Gaze-based selection in XR requires visual confirmation due to eye-tracking limitations and target ambiguity in 3D contexts. Current designs for wide-FOV displays use world-locked, central overlays, which are not conducive to always-on AR glasses. This paper introduces PeriphAR (per-ree-far), a visualization technique that leverages peripheral vision for feedback during gaze-based selection on a monocular AR display. In a first user study, we isolated text, color, and shape properties of target objects to compare peripheral selection cues. Peripheral vision was more sensitive to color than shape, but this sensitivity rapidly declined at lower contrast. To preserve preattentive processing of color, we developed two strategies to enhance color in users' peripheral vision. In a second user study, our strategy that maximized contrast of the target to the neighboring object with the most similar color was subjectively preferred. As proof of concept, we implemented PeriphAR in an end-to-end system to test performance with real-world object detection.

Figures (17)

• Figure 1: Our system consists of four components: (1) peripheral AR display emulation simulates monocular AR glasses with limited FOV on Quest Pro, while (2) gaze-driven object selection uses eye tracking and video passthrough for object selection; (3) real-world target simulation enables simulation of target objects using virtual 3D shapes and models in world space, while (4) peripheral proxy generation creates a visual representation of the real-world target on the simulated display screen. The system was used in two studies to determine key object properties for visually salient target representations.
• Figure 2: Our system measures display peripherality based on gaze dynamics: a design that requires less time to look at, and fewer gaze transitions into, the display means it provides better peripherality.
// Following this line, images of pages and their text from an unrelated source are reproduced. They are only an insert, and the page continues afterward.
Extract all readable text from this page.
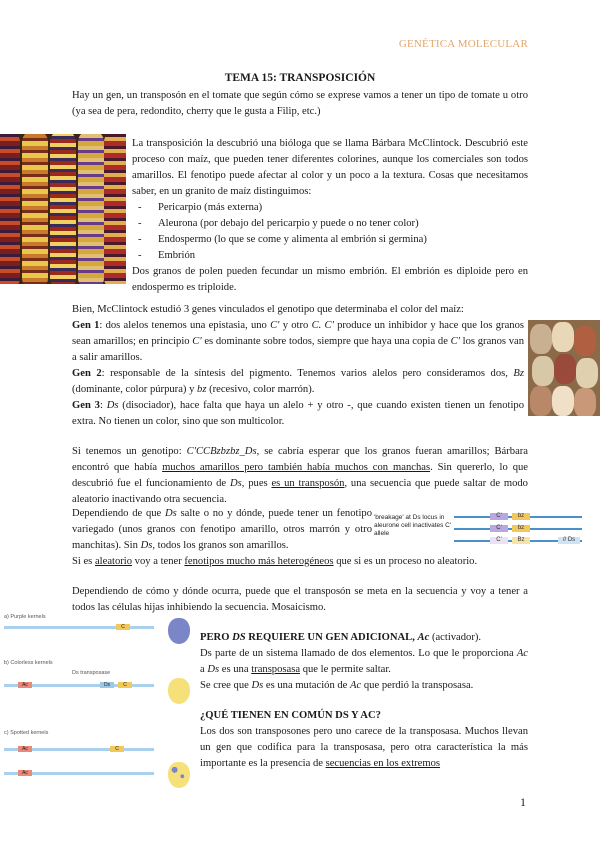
GENÉTICA MOLECULAR
TEMA 15: TRANSPOSICIÓN
Hay un gen, un transposón en el tomate que según cómo se exprese vamos a tener un tipo de tomate u otro (ya sea de pera, redondito, cherry que le gusta a Filip, etc.)
La transposición la descubrió una bióloga que se llama Bárbara McClintock. Descubrió este proceso con maíz, que pueden tener diferentes colorines, aunque los comerciales son todos amarillos. El fenotipo puede afectar al color y un poco a la textura. Cosas que necesitamos saber, en un granito de maíz distinguimos:
- Pericarpio (más externa)
- Aleurona (por debajo del pericarpio y puede o no tener color)
- Endospermo (lo que se come y alimenta al embrión si germina)
- Embrión
Dos granos de polen pueden fecundar un mismo embrión. El embrión es diploide pero en endospermo es triploide.
Bien, McClintock estudió 3 genes vinculados el genotipo que determinaba el color del maíz:
Gen 1: dos alelos tenemos una epistasia, uno C' y otro C. C' produce un inhibidor y hace que los granos sean amarillos; en principio C' es dominante sobre todos, siempre que haya una copia de C' los granos van a salir amarillos.
Gen 2: responsable de la síntesis del pigmento. Tenemos varios alelos pero consideramos dos, Bz (dominante, color púrpura) y bz (recesivo, color marrón).
Gen 3: Ds (disociador), hace falta que haya un alelo + y otro -, que cuando existen tienen un fenotipo extra. No tienen un color, sino que son multicolor.
Si tenemos un genotipo: C'CCBzbzbz_Ds, se cabría esperar que los granos fueran amarillos; Bárbara encontró que había muchos amarillos pero también había muchos con manchas. Sin quererlo, lo que descubrió fue el funcionamiento de Ds, pues es un transposón, una secuencia que puede saltar de modo aleatorio inactivando otra secuencia.
Dependiendo de que Ds salte o no y dónde, puede tener un fenotipo variegado (unos granos con fenotipo amarillo, otros marrón y otro manchitas). Sin Ds, todos los granos son amarillos.
'breakage' at Ds locus in aleurone cell inactivates C' allele
C'	bz
C'	bz
C'	Bz	// Ds
Si es aleatorio voy a tener fenotipos mucho más heterogéneos que si es un proceso no aleatorio.
Dependiendo de cómo y dónde ocurra, puede que el transposón se meta en la secuencia y voy a tener a todos las células hijas inhibiendo la secuencia. Mosaicismo.
a) Purple kernels
C
b) Colorless kernels
Ds transposase
Ac	Ds	C
c) Spotted kernels
Ac	C
Ac
PERO DS REQUIERE UN GEN ADICIONAL, Ac (activador).
Ds parte de un sistema llamado de dos elementos. Lo que le proporciona Ac a Ds es una transposasa que le permite saltar.
Se cree que Ds es una mutación de Ac que perdió la transposasa.
¿QUÉ TIENEN EN COMÚN DS Y AC?
Los dos son transposones pero uno carece de la transposasa. Muchos llevan un gen que codifica para la transposasa, pero otra característica la más importante es la presencia de secuencias en los extremos
1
By structuring the visual field into a gradient (blue) around the simulated display, we compute the ambient value ($A$) of each gaze sample as: (1)$A=0$, when the vector points in-world and away from the display, (2)$0<A<1$, when in the blue zone modulated within 10$^{\circ}$ in each direction around the display, or (3)$A=1$, when in-display and intersecting with the simulated display's screen area (dotted blue box).
• Figure 3: The tetris game in Study 1 simulated real-world targets using virtual objects in the shape of tetrominoes in four display conditions: the snapshot condition combined the text label (O), square shape in color (blue O), and surrounding objects (green T). The text, color, and shape conditions isolated these attributes as shown on the right.
• Figure 3: Objective metrics.
• Figure 4: The four display conditions used in the tetris game: snapshot with the text label and image of the target with surrounding shapes; text with only the text label; color with only a circle filled in the target's color; shape with only the target's shape isolated in gray.